Tom Lane wrote:
Joe Conway <[EMAIL PROTECTED]> writes:
This is especially a problem when the cleanup needs to be done inside the embedded interpreter. I found that with R, I had to throw an error in the R interpreter in order to allow the interpreter to clean up its own state. That left me with code like this:
[ snip ]
Looks good to me, but I worry about being able to do what I've described above. Basically I found that if I don't allow R to clean up after itself by propagating the SPI call generated error into R, before throwing a Postgres ERROR, I wind up with core dumps.
You could still do that, and perhaps even a bit more cleanly:
sqlErrorOccurred = false; PG_TRY(); { ans = R_tryEval(call, R_GlobalEnv, &errorOccurred); } PG_CATCH(); { sqlErrorOccurred = true; /* push PG error into R machinery */ error("%s", "error executing SQL statement"); } PG_END_TRY();
if (sqlErrorOccurred) PG_RE_THROW(); if (errorOccurred) ereport(ERROR, "report R error here");
(The ereport will trigger only for errors originating in R, not for PG errors propagated out, which exit via the RE_THROW.)
However I wonder whether either of these really work. What happens inside R's "error()" routine, exactly? A longjmp? It seems like this structure is relying on the stack not to get clobbered between elog.c's longjmp and R's. Which would usually work, except when you happened to get a signal during those few instructions...

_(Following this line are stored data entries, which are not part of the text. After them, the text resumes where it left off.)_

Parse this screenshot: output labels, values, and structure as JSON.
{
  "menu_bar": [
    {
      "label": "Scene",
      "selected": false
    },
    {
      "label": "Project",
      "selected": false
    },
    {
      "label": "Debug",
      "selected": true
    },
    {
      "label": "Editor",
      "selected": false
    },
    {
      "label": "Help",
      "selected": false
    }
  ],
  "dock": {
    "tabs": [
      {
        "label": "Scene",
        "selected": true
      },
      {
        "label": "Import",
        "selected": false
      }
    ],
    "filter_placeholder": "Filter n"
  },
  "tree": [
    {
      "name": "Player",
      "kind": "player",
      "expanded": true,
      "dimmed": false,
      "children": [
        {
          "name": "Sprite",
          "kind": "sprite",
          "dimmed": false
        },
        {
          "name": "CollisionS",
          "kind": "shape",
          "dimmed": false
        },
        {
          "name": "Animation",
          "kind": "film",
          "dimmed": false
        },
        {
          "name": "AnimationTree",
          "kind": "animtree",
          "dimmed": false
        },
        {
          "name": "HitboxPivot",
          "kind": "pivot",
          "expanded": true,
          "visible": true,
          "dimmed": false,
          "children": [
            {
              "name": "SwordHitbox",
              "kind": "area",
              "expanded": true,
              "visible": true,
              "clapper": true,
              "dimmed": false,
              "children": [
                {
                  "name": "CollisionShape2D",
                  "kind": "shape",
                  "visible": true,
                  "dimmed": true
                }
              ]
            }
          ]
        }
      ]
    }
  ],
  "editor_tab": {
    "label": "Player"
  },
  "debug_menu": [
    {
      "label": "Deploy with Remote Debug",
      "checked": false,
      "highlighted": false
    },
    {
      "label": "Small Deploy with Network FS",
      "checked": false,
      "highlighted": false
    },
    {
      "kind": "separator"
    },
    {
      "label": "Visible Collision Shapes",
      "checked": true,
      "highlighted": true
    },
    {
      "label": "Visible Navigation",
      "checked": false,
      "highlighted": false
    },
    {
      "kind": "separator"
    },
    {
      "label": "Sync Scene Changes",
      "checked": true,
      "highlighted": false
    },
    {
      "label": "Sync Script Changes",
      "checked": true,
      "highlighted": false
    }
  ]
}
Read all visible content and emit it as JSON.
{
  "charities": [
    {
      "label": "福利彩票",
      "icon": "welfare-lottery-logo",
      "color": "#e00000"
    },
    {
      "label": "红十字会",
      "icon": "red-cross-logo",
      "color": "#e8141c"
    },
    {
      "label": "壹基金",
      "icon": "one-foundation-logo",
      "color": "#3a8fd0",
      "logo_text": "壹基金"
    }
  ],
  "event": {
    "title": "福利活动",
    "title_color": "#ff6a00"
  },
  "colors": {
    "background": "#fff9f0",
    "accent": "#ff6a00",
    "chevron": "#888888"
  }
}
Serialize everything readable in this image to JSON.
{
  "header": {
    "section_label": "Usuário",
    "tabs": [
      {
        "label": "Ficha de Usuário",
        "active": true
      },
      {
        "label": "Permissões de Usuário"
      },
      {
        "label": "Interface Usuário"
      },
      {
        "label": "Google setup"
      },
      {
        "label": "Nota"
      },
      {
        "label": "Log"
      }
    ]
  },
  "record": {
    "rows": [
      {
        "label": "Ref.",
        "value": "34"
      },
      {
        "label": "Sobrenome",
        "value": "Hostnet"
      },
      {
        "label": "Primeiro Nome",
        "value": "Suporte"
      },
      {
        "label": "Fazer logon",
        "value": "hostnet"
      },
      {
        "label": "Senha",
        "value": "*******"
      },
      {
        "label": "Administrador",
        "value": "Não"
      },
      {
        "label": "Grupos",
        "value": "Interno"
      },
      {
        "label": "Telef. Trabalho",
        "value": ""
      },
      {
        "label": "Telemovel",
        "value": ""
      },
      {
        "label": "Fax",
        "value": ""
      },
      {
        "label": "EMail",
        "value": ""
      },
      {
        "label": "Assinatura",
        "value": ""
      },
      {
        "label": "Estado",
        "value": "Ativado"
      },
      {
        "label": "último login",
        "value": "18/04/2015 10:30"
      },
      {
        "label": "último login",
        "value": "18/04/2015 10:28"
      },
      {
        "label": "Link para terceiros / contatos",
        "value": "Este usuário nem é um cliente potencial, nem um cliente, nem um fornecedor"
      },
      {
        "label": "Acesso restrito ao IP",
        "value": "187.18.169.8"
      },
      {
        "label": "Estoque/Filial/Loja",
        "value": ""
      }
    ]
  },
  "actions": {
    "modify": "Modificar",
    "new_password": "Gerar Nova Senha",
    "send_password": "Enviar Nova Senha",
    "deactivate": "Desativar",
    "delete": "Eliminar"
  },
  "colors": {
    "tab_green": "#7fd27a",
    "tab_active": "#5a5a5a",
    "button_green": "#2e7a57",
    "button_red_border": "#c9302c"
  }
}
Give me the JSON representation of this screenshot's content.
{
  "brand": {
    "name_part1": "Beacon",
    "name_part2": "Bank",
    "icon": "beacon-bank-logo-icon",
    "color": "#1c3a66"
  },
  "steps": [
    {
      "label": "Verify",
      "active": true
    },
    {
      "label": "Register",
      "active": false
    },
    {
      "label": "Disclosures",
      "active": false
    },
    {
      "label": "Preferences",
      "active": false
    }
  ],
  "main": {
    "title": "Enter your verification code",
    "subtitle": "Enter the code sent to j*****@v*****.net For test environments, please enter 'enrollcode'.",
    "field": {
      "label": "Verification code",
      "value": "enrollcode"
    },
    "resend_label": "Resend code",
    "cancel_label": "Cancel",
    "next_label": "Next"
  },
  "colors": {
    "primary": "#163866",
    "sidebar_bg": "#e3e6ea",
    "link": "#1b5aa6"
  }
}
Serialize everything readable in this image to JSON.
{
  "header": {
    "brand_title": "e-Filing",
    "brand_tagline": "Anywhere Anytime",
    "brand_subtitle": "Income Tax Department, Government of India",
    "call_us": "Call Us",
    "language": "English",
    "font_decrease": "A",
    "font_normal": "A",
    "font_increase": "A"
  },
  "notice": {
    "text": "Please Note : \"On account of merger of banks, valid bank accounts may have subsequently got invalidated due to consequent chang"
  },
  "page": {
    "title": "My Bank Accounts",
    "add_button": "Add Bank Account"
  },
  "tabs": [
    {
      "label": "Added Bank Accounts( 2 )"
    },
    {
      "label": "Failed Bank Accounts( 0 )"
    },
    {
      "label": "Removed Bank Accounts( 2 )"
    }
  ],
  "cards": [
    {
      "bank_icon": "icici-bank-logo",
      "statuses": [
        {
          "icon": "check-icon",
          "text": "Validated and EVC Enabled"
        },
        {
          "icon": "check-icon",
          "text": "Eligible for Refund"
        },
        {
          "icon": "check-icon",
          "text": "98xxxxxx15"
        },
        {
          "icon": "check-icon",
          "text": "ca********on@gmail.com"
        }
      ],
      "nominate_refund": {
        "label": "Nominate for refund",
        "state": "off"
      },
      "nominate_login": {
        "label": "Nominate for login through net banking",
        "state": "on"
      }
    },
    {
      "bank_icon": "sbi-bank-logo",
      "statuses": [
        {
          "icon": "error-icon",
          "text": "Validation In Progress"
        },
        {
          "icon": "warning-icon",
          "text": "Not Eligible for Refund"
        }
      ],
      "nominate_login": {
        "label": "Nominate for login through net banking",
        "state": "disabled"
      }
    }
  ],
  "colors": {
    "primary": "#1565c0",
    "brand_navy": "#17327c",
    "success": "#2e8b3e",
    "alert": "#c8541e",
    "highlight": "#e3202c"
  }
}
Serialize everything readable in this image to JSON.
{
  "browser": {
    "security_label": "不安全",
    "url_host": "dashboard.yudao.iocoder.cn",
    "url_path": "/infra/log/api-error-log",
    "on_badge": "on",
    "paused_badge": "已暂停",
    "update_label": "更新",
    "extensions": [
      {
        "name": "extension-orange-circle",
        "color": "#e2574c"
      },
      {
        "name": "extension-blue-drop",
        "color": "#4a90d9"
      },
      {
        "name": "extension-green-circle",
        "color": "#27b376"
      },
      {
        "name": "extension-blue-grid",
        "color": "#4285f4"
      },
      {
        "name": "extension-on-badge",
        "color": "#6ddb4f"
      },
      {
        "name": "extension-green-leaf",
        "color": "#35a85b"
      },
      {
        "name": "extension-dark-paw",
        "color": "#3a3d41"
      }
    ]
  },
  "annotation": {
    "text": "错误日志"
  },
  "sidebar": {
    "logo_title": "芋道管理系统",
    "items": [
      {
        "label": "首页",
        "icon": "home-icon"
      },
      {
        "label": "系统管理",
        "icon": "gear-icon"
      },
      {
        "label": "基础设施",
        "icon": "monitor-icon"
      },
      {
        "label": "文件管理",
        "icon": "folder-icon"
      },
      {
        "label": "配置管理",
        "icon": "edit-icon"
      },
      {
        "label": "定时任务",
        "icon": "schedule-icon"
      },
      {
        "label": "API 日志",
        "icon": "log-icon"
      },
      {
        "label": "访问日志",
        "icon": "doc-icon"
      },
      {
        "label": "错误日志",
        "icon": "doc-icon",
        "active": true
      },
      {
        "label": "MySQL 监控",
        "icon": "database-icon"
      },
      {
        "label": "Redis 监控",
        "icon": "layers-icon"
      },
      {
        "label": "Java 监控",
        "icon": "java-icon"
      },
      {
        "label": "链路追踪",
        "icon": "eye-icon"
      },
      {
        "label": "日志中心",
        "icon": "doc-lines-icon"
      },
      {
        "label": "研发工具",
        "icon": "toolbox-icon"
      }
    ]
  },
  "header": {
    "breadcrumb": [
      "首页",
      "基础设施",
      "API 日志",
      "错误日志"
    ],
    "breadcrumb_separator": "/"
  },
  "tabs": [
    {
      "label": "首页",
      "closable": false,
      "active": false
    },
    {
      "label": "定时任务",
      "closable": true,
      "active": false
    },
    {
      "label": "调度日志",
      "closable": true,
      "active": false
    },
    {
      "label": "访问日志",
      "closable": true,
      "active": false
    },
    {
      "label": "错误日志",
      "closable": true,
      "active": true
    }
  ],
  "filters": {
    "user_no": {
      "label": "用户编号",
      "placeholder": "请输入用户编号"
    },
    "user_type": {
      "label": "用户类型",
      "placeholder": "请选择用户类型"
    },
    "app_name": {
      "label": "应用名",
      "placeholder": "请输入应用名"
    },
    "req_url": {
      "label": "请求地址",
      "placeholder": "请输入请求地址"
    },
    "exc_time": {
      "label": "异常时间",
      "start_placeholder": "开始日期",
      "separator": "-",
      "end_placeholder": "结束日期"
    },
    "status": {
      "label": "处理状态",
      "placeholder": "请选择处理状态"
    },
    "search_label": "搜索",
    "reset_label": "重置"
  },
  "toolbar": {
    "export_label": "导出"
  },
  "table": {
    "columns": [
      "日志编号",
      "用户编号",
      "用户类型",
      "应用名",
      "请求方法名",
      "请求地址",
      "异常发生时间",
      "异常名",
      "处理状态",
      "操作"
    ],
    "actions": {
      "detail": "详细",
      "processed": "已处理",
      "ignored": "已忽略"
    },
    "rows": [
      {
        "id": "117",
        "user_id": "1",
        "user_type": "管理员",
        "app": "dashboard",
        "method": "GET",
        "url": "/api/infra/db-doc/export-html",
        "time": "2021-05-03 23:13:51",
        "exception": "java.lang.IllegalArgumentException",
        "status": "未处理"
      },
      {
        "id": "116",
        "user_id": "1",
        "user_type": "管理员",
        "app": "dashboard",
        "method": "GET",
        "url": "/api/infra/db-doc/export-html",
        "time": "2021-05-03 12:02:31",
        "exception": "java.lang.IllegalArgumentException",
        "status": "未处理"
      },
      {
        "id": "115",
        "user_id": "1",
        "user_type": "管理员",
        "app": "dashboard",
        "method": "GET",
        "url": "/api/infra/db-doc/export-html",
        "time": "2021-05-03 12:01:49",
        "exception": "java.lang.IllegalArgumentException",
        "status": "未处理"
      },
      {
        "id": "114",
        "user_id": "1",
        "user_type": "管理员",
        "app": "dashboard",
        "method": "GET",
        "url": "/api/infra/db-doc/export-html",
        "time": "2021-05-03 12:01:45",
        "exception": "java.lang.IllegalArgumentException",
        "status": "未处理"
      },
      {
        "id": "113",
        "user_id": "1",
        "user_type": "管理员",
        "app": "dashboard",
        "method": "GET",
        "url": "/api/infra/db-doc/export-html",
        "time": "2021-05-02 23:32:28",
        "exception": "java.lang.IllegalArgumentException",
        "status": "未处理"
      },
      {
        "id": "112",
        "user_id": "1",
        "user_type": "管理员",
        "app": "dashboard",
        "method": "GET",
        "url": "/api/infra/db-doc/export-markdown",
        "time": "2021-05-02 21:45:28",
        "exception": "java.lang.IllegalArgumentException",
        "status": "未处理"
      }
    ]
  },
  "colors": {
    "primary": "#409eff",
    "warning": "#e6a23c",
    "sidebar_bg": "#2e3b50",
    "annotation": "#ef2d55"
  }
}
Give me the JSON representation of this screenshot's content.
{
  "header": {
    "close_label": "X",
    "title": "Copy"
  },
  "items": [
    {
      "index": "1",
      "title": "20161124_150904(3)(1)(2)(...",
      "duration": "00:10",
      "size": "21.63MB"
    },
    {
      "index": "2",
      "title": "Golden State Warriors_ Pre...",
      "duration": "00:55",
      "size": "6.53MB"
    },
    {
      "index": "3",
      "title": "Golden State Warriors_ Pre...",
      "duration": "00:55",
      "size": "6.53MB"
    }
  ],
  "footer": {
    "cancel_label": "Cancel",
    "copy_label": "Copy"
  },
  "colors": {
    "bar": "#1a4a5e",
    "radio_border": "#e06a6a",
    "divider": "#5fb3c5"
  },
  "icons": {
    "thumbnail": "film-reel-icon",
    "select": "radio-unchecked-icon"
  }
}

It seems like what you really need is a TRY inside each of the functions you offer as callbacks from R to PG. These would catch errors, return them as failures to the R level, which would in turn fail out to the tryEval call, and from there you could RE_THROW the original error (which will still be patiently waiting in elog.c).
For what it's worth, I think this looks really good. Especially when combined with the proposal discussed in the "Sketch of extending error handling for subtransactions in functions". PL/Java makes heavy use (almost all calls) of TRY/CATCH macros today so any performance increase, even a small one, might be significant. And the ability to catch an error and actually handle it, hear, hear!